北家でも、権大納言を極官とした傍系の長家流で、父と早く死別した事もあって出世は大きく遅れたが、当時としては異例の長寿を保ち、皇太后宮大夫正三位にまで進んだ。息子藤原定家の『小倉百人一首』には皇太后宮大夫俊成として採られるが、彼とともに社会が政治・経済的矛盾が深まる中、武家が政権を奪取する中世へ移行する、時代の激動期を生き抜き、歌の家としての御子左家の名を確立した。
[編集] 俊成と平忠度
俊成に関するエピソードで第一に思い浮かぶのが治承・寿永の乱の最中の平忠度との再会であろう。『平家物語』巻7『忠度都落』に記されているが、 武勇も優れていたが、歌人としても俊成に師事し、才能に優れていた平清盛末弟の平忠度は1183年(寿永2)7月の平氏一門都落ちの際、都に引き返し、俊成の邸を訪れた。
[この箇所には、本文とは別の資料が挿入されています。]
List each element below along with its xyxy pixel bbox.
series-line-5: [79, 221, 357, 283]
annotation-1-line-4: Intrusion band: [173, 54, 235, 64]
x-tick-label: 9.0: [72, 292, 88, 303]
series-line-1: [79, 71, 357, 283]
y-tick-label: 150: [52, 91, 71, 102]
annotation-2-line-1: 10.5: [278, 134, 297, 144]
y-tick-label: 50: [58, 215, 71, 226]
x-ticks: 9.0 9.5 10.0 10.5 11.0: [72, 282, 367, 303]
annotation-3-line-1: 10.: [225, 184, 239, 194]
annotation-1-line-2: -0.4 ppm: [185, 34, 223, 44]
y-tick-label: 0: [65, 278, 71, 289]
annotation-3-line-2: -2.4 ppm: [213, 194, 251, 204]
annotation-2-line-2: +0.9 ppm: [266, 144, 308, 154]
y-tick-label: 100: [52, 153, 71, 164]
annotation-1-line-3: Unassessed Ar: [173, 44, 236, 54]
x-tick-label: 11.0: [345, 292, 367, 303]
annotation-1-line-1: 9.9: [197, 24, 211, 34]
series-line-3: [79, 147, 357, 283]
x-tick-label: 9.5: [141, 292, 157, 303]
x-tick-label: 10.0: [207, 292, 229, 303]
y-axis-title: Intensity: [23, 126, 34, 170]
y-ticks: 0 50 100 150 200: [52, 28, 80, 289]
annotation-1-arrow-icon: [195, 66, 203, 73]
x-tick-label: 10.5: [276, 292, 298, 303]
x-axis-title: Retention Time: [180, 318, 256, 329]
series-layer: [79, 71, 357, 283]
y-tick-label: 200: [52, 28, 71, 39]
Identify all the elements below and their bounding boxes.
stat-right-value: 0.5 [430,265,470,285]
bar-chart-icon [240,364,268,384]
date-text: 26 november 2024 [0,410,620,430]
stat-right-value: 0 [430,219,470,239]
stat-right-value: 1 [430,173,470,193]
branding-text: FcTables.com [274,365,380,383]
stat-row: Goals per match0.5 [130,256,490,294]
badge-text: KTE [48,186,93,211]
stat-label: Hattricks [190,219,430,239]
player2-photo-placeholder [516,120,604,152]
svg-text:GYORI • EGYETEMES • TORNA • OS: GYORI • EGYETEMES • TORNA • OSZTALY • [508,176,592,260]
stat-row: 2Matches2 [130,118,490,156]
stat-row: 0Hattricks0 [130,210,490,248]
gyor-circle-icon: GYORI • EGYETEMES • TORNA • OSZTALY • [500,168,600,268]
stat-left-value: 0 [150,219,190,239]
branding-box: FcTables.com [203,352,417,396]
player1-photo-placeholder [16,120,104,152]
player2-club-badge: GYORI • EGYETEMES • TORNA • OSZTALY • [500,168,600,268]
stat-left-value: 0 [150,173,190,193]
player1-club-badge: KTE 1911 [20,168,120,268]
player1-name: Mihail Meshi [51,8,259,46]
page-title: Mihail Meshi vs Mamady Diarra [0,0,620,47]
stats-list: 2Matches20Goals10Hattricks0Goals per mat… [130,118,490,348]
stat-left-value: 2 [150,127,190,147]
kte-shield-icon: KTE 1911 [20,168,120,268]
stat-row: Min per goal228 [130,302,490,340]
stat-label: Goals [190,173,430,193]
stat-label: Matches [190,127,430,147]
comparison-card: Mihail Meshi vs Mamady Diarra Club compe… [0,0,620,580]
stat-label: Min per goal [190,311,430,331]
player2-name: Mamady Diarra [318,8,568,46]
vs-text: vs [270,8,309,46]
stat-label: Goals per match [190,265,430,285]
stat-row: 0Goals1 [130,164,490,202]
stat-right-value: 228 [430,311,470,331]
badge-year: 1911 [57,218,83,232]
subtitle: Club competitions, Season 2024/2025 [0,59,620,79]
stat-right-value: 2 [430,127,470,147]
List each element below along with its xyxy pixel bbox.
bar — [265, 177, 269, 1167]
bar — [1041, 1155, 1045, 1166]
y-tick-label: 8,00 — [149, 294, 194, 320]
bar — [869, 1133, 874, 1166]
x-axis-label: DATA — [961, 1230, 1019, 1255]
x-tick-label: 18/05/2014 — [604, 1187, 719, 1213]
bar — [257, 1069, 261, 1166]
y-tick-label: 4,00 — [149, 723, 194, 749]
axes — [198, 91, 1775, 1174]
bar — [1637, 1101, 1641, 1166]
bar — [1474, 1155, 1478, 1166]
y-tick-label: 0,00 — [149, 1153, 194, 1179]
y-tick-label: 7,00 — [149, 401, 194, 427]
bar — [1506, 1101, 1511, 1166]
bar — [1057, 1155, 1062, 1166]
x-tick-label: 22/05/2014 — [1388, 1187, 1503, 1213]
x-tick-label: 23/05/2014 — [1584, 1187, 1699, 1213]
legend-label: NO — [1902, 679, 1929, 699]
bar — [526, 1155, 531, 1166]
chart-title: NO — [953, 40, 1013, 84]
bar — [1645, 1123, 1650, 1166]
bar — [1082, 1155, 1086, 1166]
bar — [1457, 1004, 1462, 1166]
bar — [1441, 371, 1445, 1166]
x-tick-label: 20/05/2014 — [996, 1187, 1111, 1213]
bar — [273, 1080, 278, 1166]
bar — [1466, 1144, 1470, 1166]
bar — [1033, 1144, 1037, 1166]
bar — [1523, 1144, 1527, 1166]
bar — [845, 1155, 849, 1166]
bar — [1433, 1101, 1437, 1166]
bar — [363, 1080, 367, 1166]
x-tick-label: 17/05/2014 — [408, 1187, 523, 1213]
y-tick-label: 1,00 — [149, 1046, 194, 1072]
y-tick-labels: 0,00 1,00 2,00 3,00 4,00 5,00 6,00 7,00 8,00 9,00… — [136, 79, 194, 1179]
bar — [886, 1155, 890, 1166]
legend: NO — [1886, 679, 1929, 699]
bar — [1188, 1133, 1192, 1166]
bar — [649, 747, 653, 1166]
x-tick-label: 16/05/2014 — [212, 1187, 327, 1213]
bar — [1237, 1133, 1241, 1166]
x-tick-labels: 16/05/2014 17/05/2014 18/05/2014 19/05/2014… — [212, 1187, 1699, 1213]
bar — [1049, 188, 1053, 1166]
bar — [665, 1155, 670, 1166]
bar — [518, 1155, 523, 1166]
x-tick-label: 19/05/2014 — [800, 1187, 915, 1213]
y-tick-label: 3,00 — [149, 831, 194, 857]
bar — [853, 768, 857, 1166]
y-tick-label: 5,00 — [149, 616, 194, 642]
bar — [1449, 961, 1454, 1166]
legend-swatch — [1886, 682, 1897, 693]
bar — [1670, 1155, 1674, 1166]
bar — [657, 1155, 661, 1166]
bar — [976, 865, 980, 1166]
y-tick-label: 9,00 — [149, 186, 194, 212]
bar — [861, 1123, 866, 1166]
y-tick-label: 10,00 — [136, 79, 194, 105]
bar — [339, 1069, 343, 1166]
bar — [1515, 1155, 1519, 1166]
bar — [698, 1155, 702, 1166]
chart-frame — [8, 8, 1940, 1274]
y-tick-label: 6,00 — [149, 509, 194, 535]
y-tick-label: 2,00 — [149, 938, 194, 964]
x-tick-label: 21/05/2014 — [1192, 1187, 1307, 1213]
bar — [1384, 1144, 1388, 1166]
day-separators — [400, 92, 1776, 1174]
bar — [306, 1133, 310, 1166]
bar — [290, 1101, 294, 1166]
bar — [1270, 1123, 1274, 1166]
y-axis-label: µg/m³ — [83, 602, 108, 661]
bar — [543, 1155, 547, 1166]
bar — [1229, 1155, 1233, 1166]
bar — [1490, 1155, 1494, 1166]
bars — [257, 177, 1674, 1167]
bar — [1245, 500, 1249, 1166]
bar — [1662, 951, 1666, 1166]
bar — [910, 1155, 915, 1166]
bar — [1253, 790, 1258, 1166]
動揺する家人達にかまわず会った俊成に忠度が頼んだのはもし勅撰和歌集が作られるのなら、自分の歌を一首入れてほしい。さすれば草葉の陰からお守りするとの頼みだった。まもなく忠度は一ノ谷の戦いで戦死したが、俊成は朝廷への配慮から詠み人知らずとして『千載集』に載せた。その加護があったのか。既に70近かった俊成は更に20年余り生きたが、薨去の4ヶ月前には平氏に代わって政権を握り、鎌倉幕府を建てた源氏も前将軍源頼家が御家人の勢力争いの中命を落とし、それを見ていた専制的君主後鳥羽上皇が政治の主導権を朝廷に取り戻そうとしていた。早くから出家願望があった俊成だったが、改めて世の無常をかみ締めていたのかもしれない。
[編集] 官職位階履歴
※日付=旧暦
- 1123年(保安4)、父俊忠薨去により、葉室藤原顕頼の養子となり、顕広と名乗る。
- 1127年(大治2)1月19日、従五位下に叙せられ、美作守に任官。
- 1132年(天承2)閏4月4日、加賀守に遷任。
- 1137年(保延3)12月16日、遠江守に遷任。
- 1142年(永治2)1月23日、遠江守を重任。
- 1145年(久安元)11月23日、従五位上に昇叙し、遠江守如元。 12月30日、三河守に遷任。
- 1149年(久安5)4月9日、丹後守に遷任。
- 1150年(久安6)1月6日、正五位下に昇叙し、丹後守如元。
- 1151年(久安7)1月6日、従四位下に昇叙し、丹後守如元。
- 1152年(仁平2)12月30日、左京権大夫に転任。
- 1155年(久寿2)10月23日、従四位上に昇叙し、左京権大夫如元。
- 1157年(保元2)10月22日、正四位下に昇叙し、左京権大夫如元。
- 1161年(応保元)9月19日、左京大夫に遷任。
- 1166年(永万2)1月12日、左京大夫を辞任。 改元して仁安元年8月27日、従三位に昇叙。
- 1167年(仁安2)1月28日、正三位に昇叙。 12月24日、諱を俊成と改める。
- 1168年(仁安3)12月12日、右京大夫に任官。
- 1170年(嘉暦2)7月26日、皇后宮(後白河の皇后藤原忻子)大夫を兼任。
- 1171年(嘉暦3)1月18日、備前権守を兼任。
- 1172年(承安2)2月10日、皇后が皇太后となったため、皇后宮大夫から皇太后宮大夫に異動。
- 1175年(承安5)12月8日、右京大夫を止む。